Once studies clarify what gluten sensitivity truly is, more targeted and individualized therapies will be developed. It is not clear how strict the gluten-free diet needs to be or what the long-term complications are. These are both areas currently under investigation.
Related Article Here : "Gluten" Sensitivity Symptoms Are Not Actually Caused By Gluten
Why You Must Test And Not Just Start A Gluten-free Diet
The blood tests and biopsy used to test for CD require a patient to be eating gluten to obtain accurate results.
If a patient is started on a gluten-free diet without evaluating celiac disease, it becomes challenging to appropriately diagnose celiac disease. Patients who experience clinical improvement on a gluten-free diet will rarely restart a gluten-containing diet to get an appropriate diagnosis. They finally feel well, and returning to being sick is just not an option. The importance of testing cannot be overemphasized. Consider these factors:
CD is lifelong,
We don’t know about GS. It is wrong to subject someone to a lifelong, strict gluten-free diet if they don’t need it. The social and psychological implications can be vast.
CD requires a strict gluten-free diet.
A gluten-free diet may not treat those with GS. They may require a low FODMAP diet. This difference in utilizing the proper diet can be life-changing to some patients.
CD is genetic
If you miss a CD diagnosis, you may also miss or delay diagnosis in their child, sibling, or parent.
CD has long-term risks and complications.
These parameters may be different for GS. We simply don’t know yet. Appropriate diagnosis is necessary for proper follow-up care of celiac patients and those with gluten sensitivity.

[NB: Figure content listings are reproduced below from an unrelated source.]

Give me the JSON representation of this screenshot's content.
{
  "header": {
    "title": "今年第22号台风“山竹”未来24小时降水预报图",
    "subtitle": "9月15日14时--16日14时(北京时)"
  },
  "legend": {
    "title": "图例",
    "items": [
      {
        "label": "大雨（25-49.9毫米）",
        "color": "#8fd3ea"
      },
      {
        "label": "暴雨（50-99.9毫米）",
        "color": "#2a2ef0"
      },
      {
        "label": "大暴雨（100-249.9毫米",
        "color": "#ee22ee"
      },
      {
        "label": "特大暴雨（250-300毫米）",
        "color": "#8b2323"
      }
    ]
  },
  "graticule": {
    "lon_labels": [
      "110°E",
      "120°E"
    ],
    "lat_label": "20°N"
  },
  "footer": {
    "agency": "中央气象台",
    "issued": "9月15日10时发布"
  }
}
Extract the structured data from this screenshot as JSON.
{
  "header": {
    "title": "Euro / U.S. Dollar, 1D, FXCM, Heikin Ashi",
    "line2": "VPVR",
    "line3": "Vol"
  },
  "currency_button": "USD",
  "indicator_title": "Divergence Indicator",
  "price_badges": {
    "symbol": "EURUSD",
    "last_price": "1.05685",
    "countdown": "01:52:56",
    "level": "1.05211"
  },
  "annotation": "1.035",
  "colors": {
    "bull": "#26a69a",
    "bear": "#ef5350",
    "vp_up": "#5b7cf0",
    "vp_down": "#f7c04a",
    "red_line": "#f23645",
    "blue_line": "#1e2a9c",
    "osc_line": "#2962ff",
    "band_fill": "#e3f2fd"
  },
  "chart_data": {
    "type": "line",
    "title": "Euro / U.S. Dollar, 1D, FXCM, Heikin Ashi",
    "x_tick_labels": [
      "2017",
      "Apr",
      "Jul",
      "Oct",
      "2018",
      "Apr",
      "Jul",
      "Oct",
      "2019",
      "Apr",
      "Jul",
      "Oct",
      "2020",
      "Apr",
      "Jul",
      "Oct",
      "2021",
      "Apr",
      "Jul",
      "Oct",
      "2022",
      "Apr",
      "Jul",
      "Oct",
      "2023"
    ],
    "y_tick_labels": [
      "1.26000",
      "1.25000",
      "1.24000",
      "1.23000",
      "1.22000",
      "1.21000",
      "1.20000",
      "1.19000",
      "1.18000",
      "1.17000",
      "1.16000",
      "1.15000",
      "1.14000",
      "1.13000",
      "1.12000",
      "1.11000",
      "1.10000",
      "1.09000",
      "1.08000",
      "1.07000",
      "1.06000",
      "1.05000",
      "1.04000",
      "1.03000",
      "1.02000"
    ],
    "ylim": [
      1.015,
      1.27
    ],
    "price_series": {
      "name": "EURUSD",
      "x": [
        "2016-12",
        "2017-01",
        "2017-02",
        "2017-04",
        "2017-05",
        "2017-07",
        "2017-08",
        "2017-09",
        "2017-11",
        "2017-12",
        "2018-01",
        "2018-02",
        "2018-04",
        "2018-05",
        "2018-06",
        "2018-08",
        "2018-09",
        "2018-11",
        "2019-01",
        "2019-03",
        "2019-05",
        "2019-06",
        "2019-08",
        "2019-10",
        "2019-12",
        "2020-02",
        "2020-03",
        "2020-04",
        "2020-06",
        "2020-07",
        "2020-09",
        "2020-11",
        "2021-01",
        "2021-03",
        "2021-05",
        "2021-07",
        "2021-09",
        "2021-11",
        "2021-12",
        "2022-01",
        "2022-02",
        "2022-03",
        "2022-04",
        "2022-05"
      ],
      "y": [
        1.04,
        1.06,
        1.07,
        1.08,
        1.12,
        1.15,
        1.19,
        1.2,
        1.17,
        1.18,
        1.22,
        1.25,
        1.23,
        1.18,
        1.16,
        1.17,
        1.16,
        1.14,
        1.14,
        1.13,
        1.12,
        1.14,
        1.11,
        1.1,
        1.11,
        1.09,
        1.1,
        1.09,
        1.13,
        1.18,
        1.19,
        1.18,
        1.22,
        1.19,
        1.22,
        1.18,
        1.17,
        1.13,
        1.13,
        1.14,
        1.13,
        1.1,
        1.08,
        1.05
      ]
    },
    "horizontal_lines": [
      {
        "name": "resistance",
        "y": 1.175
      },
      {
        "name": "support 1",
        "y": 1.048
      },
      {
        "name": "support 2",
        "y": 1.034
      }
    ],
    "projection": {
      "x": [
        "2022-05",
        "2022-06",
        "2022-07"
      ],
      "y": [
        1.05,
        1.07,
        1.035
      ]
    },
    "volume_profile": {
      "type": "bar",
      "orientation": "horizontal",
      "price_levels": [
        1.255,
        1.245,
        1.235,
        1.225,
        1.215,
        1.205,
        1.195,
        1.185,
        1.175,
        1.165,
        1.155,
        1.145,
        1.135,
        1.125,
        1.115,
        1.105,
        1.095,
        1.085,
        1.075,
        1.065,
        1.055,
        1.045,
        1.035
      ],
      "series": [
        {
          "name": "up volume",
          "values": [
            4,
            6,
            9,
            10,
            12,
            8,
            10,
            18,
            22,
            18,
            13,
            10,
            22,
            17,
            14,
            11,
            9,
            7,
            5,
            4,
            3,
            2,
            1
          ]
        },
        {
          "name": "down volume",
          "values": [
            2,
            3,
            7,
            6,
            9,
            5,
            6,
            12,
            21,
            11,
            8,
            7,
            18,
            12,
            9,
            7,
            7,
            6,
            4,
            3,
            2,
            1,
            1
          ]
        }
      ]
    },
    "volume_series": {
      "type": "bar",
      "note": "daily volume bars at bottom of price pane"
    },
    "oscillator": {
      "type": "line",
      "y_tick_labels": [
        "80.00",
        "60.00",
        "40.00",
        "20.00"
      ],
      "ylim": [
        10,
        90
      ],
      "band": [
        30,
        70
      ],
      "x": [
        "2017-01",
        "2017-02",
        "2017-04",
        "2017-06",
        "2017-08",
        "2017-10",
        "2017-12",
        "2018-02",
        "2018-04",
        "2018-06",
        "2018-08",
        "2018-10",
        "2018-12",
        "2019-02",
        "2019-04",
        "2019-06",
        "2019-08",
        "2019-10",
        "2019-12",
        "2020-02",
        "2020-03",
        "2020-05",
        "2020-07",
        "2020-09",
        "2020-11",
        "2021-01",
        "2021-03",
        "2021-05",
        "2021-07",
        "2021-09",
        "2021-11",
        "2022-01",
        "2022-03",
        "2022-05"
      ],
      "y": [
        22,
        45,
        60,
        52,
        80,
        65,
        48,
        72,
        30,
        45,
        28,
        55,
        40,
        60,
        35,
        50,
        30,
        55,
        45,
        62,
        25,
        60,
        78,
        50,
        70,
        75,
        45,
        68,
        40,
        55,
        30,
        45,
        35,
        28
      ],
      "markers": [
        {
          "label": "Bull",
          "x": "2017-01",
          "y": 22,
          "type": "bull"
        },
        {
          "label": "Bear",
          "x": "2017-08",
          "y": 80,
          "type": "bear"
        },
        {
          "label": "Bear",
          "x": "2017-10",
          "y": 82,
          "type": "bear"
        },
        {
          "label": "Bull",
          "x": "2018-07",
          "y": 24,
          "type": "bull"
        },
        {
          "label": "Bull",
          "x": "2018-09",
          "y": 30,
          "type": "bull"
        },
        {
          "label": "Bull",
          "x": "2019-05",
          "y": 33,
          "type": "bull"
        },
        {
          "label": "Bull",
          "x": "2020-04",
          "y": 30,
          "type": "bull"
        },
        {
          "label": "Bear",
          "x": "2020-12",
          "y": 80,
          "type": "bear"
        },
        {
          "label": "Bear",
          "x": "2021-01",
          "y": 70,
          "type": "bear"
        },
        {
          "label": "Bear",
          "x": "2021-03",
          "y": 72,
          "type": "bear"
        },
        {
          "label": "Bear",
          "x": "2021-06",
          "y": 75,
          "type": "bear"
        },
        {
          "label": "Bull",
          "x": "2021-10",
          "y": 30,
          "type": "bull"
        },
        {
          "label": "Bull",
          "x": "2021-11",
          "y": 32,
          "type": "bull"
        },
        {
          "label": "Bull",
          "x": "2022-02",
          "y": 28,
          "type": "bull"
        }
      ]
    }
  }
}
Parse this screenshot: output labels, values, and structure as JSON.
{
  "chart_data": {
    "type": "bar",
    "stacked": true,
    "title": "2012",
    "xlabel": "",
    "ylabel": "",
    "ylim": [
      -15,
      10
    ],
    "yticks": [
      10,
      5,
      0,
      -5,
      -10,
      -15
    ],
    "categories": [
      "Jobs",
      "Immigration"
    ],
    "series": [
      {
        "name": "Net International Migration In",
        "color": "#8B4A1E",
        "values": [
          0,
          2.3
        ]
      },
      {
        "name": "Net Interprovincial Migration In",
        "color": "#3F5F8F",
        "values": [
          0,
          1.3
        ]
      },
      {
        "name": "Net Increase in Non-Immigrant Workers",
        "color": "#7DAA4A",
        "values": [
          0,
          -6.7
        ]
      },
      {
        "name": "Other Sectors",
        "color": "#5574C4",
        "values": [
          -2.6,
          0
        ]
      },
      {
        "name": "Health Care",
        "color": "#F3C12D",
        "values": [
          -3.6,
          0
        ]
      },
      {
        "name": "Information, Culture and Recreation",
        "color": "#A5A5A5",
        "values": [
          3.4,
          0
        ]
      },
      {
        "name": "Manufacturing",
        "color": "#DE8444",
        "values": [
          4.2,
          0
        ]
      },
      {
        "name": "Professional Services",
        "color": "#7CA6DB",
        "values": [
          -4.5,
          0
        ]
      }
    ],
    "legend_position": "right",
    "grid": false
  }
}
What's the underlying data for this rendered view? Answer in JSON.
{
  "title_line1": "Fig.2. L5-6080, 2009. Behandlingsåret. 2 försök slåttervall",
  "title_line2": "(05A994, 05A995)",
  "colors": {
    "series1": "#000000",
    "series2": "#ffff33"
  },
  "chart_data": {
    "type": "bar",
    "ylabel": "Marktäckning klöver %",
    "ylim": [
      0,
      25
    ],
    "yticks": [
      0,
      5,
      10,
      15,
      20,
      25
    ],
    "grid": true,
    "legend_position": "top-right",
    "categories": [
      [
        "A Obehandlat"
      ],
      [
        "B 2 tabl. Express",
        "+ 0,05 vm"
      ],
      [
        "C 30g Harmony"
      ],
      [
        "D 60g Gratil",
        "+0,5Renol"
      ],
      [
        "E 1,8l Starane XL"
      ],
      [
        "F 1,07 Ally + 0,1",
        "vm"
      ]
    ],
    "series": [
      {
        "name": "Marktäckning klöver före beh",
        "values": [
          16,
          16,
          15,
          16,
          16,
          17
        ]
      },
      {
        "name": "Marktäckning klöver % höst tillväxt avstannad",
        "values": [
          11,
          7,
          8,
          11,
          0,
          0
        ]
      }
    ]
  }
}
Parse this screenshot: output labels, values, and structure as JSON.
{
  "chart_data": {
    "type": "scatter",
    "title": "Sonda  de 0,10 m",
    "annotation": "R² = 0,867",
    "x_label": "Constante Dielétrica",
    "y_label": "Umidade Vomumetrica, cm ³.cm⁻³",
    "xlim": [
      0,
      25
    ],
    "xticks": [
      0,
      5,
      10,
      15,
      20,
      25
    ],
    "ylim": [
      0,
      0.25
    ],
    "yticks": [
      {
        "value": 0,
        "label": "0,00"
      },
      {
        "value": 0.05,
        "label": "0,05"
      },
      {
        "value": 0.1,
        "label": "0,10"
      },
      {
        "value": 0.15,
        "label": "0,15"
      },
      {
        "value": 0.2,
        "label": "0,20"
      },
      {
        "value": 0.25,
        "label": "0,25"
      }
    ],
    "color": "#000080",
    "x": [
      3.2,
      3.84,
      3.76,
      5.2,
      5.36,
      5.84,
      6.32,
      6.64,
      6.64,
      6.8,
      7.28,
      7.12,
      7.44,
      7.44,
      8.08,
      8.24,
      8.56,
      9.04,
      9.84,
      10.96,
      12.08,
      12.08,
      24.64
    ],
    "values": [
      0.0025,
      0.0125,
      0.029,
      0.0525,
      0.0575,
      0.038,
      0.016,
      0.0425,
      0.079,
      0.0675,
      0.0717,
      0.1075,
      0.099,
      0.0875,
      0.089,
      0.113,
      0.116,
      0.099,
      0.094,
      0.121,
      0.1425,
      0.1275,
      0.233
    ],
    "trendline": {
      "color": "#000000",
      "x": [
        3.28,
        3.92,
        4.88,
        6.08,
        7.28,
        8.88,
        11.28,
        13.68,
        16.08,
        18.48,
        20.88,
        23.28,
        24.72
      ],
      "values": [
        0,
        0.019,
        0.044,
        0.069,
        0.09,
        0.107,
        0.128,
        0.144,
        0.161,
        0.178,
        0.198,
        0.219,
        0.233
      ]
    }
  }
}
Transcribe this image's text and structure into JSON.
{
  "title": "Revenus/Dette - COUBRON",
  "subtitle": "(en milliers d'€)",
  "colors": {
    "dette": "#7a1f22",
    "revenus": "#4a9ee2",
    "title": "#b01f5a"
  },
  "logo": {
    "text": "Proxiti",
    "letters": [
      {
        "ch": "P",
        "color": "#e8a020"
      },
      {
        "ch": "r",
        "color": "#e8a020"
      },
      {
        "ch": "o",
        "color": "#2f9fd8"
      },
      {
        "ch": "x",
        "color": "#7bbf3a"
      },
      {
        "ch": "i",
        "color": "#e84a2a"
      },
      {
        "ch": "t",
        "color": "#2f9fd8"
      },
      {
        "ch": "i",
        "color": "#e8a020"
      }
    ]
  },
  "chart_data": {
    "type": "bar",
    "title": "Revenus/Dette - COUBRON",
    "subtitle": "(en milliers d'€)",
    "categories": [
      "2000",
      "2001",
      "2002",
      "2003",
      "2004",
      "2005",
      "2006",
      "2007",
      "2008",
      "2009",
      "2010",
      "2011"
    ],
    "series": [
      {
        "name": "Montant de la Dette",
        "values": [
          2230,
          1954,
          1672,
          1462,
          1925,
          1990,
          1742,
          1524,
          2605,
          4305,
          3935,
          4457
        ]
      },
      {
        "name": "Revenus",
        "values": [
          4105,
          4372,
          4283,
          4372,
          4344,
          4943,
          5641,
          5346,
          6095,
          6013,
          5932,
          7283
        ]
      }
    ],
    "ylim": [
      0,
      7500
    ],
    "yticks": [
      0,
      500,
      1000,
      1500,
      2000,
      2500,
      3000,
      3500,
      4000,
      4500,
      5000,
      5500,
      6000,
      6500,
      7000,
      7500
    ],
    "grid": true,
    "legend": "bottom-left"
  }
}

Insurance reimbursement can be more challenging without a diagnosis.
You and your patients are more likely to get insurance reimbursement for a diagnosis of CD that would otherwise be missed if never tested for.
Accommodations
To obtain ADA accommodations, students need documentation stating they have a diagnosis of CD or food allergies. At this time, GS does not appear to be covered under the ADA.
Summary of the difference between celiac disease and gluten sensitivity
- Celiac is a genetic autoimmune condition. Gluten sensitivity does not appear to be genetic or autoimmune.
- Testing for celiac disease must be done when someone is eating gluten to have valid test results. There is currently no valid test for gluten sensitivity.
- We know many other conditions are associated with celiac disease, we are not sure of all conditions associated with gluten sensitivity.
- Gluten sensitivity may be several different disorders, including FODMAP intolerance, ATI intolerance, and intolerances to other components of wheat besides gluten.
- Celiac Disease is lifelong. The tolerance to gluten in someone with celiac disease does not ever improve or go away. Gluten sensitivity may be lifelong or temporary and can become less severe over time.
- The diet for celiac disease is a strict, lifelong gluten-free diet. The diet for gluten sensitivity is typically a Low FODMAP diet or a less strict version of the gluten-free diet.
- For people with celiac disease, the gluten-free diet is their treatment, i.e., “medication .” There is not a time when they should or can eat gluten. For people with gluten sensitivity many can eat gluten occasionally.
- People with celiac disease must be concerned about minute amounts of gluten-causing problems and long-term consequences. Gluten sensitivity does not typically require concern about small amounts of gluten or cross-contamination. This is an enormous difference in social situations.